SuaraSumedang.id – The Rings of Power sendiri tidak berdasar pada satu novel secara spesifik, tetapi berbasis dari lampiran-lampiran yang disusun oleh J.R.R Tolkien.
Sebelumnya, pada tahun 2000, telah ditampilkan trilogi film The Lord of The Rings.
Penikmat film fantasi pasti sudah tidak asing dengan serial baru bertajuk The Lord of The Rings: The Rings of Power yang akan tayang pada Jumat (2/9/2022).
Diketahui, The Rings of Power terjadi jauh sebelum adanya kejadian The Lord of the Rings. Serial fantasi tersebut mengisahkan zaman kedua di sebuah dunia bernama Bumi Tengah.
Kehidupan abadi para elf atau peri berlangsung selama berabad-abad di Dunia Tengah. Para penggemar Tolkien tentu saja akan mengetahui karakter lain dengan nama karena mereka dirujuk dalam buku-bukunya, terkhusus dalam lampiran The Return of The King yang menguraikan peristiwa di Zaman Kedua.
Serial fantasi ini dapat disaksikan melalui layanan streaming Amazon Prime Video, agar penonton menikmati kualitasnya.
Diketahui, serial fantasi ini terinspirasi dari novel populer karangan J. R. R Tolkien dan akan menjadi prekuel dari trilogi The Lord of the Rings.
Sejumlah bintang aktor dan aktris ternama turut memeriahkan serial yang berjumlah delapan episode ini.
Para bintang ini antara lain seperti Cynthia Addai Robinson, Robert Aramayo, Owain Arthur, Maxim Baldry, Nazanin Boniadi, Morfydd Clark, Markella Kavanagh, Joseph Males dan Ismael Cruz Cordova.
Kisah tersebut bertepatan setelah perang melawan Morgoth atau Melkor, seorang penguasa kegelapan pertama. Untuk memahami ceritanya, tentu saja perlu diketahui terlebih dahulu pemain utama Zaman Kedua. Dari hal tersebut, beberapa karakter akan sangat familiar.
Seperti dilansir dari Suara.com Sabtu (03/09/2022), simak setiap karakter Rings of Power dan peran mereka berikut ini demi memahami cerita tersebut.
Celebrimbor (Charles Edwards)
Pembaca dan penggemar video game Shadow of War dan Shadow of Mordor yang populer akan mengenali Celebrimbor sebagai peri pandai besi yang ditipu untuk menempa cincin kekuasaan oleh Sauron yang menyamar.

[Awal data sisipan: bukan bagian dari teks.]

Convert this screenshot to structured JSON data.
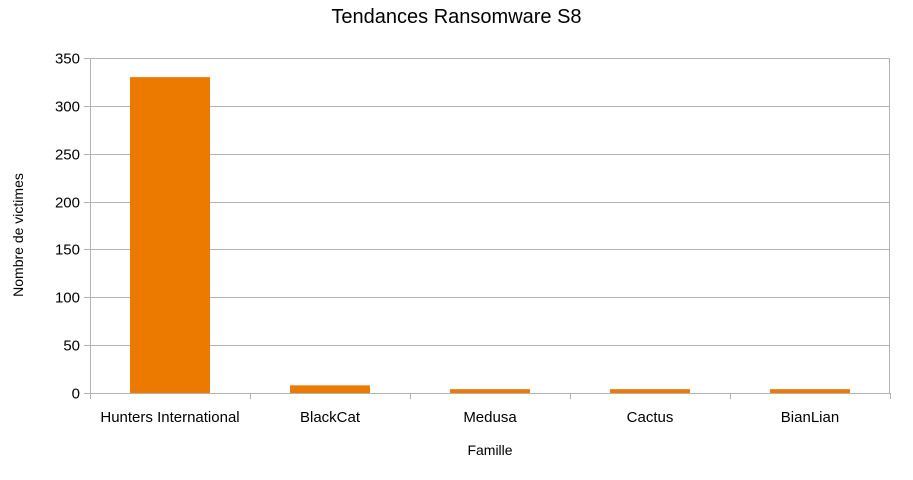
{
  "chart_data": {
    "type": "bar",
    "title": "Tendances Ransomware S8",
    "xlabel": "Famille",
    "ylabel": "Nombre de victimes",
    "categories": [
      "Hunters International",
      "BlackCat",
      "Medusa",
      "Cactus",
      "BianLian"
    ],
    "values": [
      330,
      8,
      4,
      4,
      4
    ],
    "ylim": [
      0,
      350
    ],
    "yticks": [
      0,
      50,
      100,
      150,
      200,
      250,
      300,
      350
    ],
    "grid": true,
    "legend": "none",
    "bar_color": "#ec7a00",
    "grid_color": "#b3b3b3"
  }
}
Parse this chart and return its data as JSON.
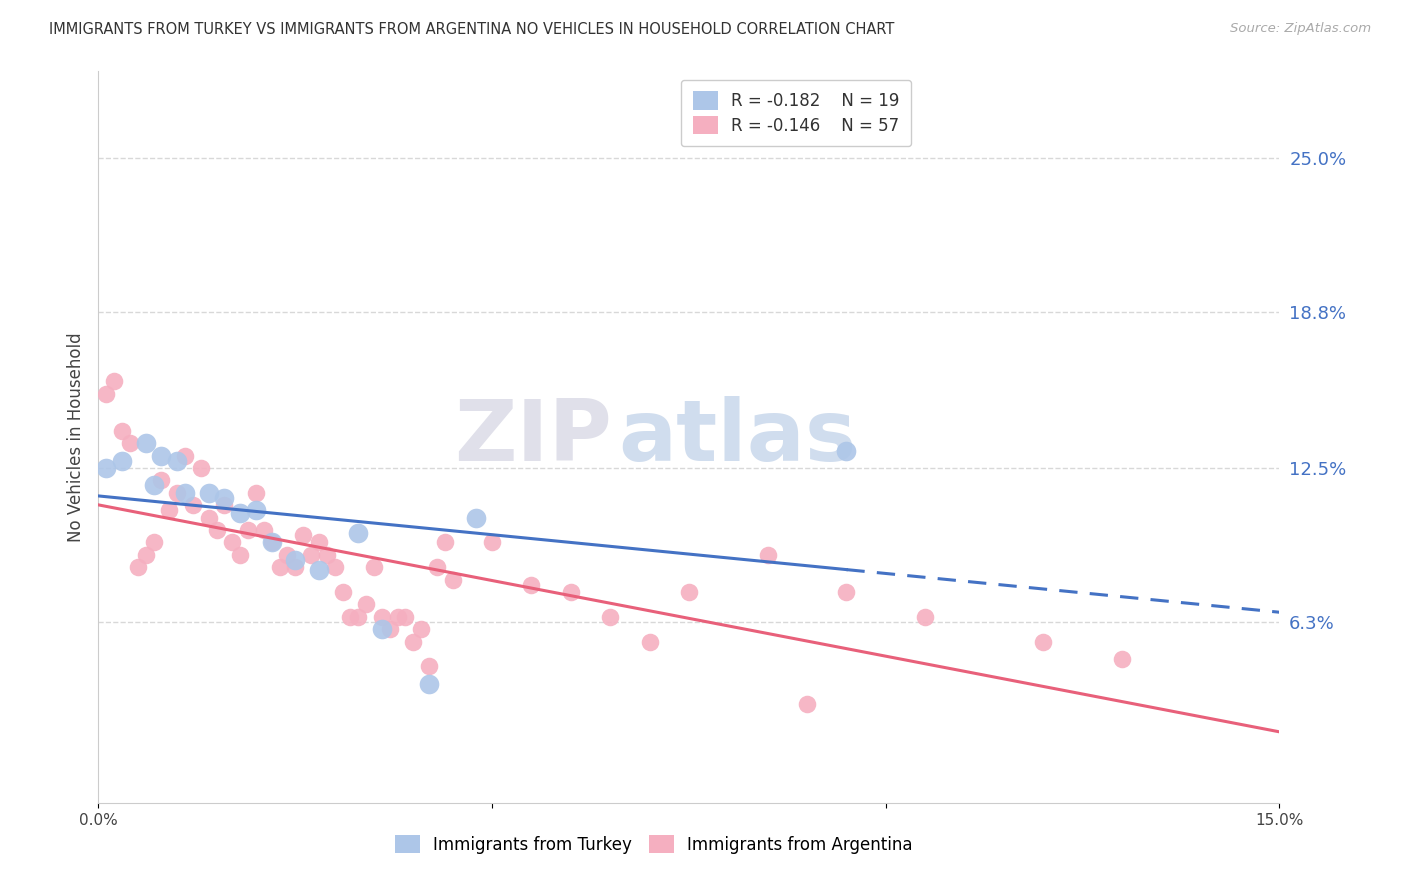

Pertunjukan itu benar-benar bergantung pada ciptaannya. Jadi ketika Celebrimbor muncul di episode awal Rings of Power dan berbicara dengan penuh kerinduan tentang keinginan untuk membuat objek yang kuat, kata-kata itu sarat dengan ironi dramatis.
Isildur (Maxim Baldry)
Isildur adalah orang yang berhasil memotong satu cincin dari jari Sauron. Tapi dia gagal menghancurkan cincin itu sendiri. Kegagalan itu memungkinkan Sauron untuk bangkit kembali di Zaman Ketiga saat Lord of the Rings berlangsung.
Dalam film, Aragorn, seorang keturunan Isildur, khawatir bahwa dia, seperti leluhurnya, akan mengkhianati kelemahan manusianya saat berperang melawan kejahatan besar.
Tapi sementara kisah Isildur adalah sebuah tragedi, ia juga mencapai beberapa hal baik. Ia mendirikan dan memerintah Gondor bersama saudaranya Anárion.
Dia membantu bersama ayahnya dan Gil-Galad, memimpin perang melawan Sauron. Ketika kita bertemu dengannya di acara itu, dia hanyalah seorang pelaut, belum menjadi pemimpin manusia.
Elendil (Lloyd Owen)
Ayah Isildur, Elendil, memainkan peran penting dalam perang melawan Sauron. Namanya secara harfiah diterjemahkan menjadi "Teman Elf," dan dia memang membentuk aliansi penting dengan para elf untuk menghentikan kejahatan besar menyebar melalui Middle-earth.
Ketika kita bertemu dengannya di serial itu, dia menjadi kapten kapal dan mencoba mengatur emosi anak-anaknya yang sudah dewasa.
Prince Durin IV (Owain Arthur)
Ayah Durin, Raja Durin III, memerintah kerajaan Kurcaci Khazad-dm. Anda mungkin ingat Gandalf menghadapi Balrog di tambang Khazad-dûm yang hancur (kemudian dikenal sebagai Moria) menjelang akhir Fellowship of the Ring.
Tetapi selama Zaman Kedua kerajaan bawah tanah berkembang, berkat kekayaan yang tersembunyi di gunung tempat para kurcaci tinggal.